STATES CHRONICLE – Therapy beats seasonal depression according to a new study published in the American Journal of Psychiatry. Also known as seasonal affective disorder or SAD, seasonal depression sets at the same time as winter for most sufferers.
Experts explain that SAD is not just a case of hating winter or feeling blue, as it has serious effects such as an almost permanent feeling of depression, low energy levels, feelings of hopelessness and worthlessness, difficulty concentrating and even thoughts of suicide, all of these throughout winter.
In this new study, psychologists from the University of Vermont research ways of stopping seasonal affective disorder before it sets in during the winter and compared the standard light therapy sufferers typically use to counseling and talking to a therapist about personal anxieties.
Lead researcher Kelly Rohan explained that, while light treatment is a palliative treatment, in that it needs to be used again and again in order for it to be effective. Trying to discover if cognitive behavioral therapy would offer a better treatment course, Rohan and her team separated 177 patients previously diagnosed with SAD into two groups.

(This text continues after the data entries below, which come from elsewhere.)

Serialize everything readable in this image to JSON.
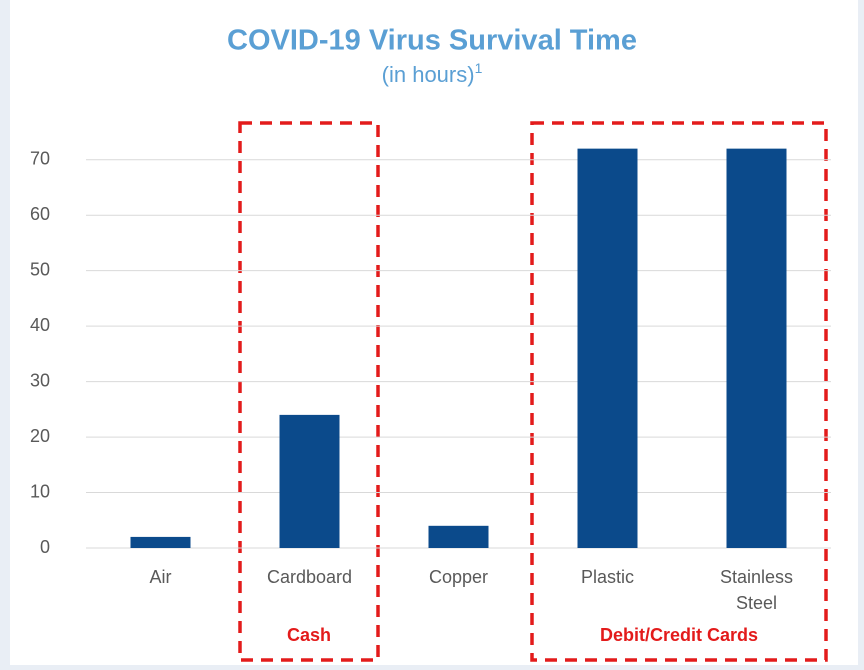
{
  "chart_data": {
    "type": "bar",
    "title": "COVID-19 Virus Survival Time",
    "subtitle": "(in hours)",
    "subtitle_note": "1",
    "categories": [
      "Air",
      "Cardboard",
      "Copper",
      "Plastic",
      "Stainless Steel"
    ],
    "values": [
      2,
      24,
      4,
      72,
      72
    ],
    "color": "#0b4a8b",
    "ylim": [
      0,
      75
    ],
    "yticks": [
      0,
      10,
      20,
      30,
      40,
      50,
      60,
      70
    ],
    "grid": true,
    "annotations": [
      "Cash",
      "Debit/Credit Cards"
    ]
  }
}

The first group of participants in the study was treated with light therapy for a period of six weeks. Light therapy, the standard treatment for seasonal affective disorder, consists of exposing the patient to a source of light for a predetermined amount of time every day in order to help the body reset its inner clock and function better. The participants were exposed to 30 minutes of artificial light every morning.
The second group tried cognitive behavioral therapy, which consisted of two weekly group therapy sessions. After both groups undergoing treatment for two winters, results of the research showed that 46 percent of patients in the light therapy group reported feeling depressed during the second winter. In comparison, only 27 percent of the patients in the cognitive behavioral therapy group reported the same symptoms in the second year.
Also, patients in the second group reported less severe symptoms than people in the first. So, while both treatments provided remarkable results, Rohan believes that CBT could be a more effective treatment in the long run because it requires less time and shows more promising improvements in patients.
CBT can also have long-term effects, as working through patient’s anxieties can equip people with the tools they need to protect themselves in future winters. Finding new treatment courses for SAD is always welcome as more than half a million people reported that they experience mood disorders between September and April according to Mental Health America.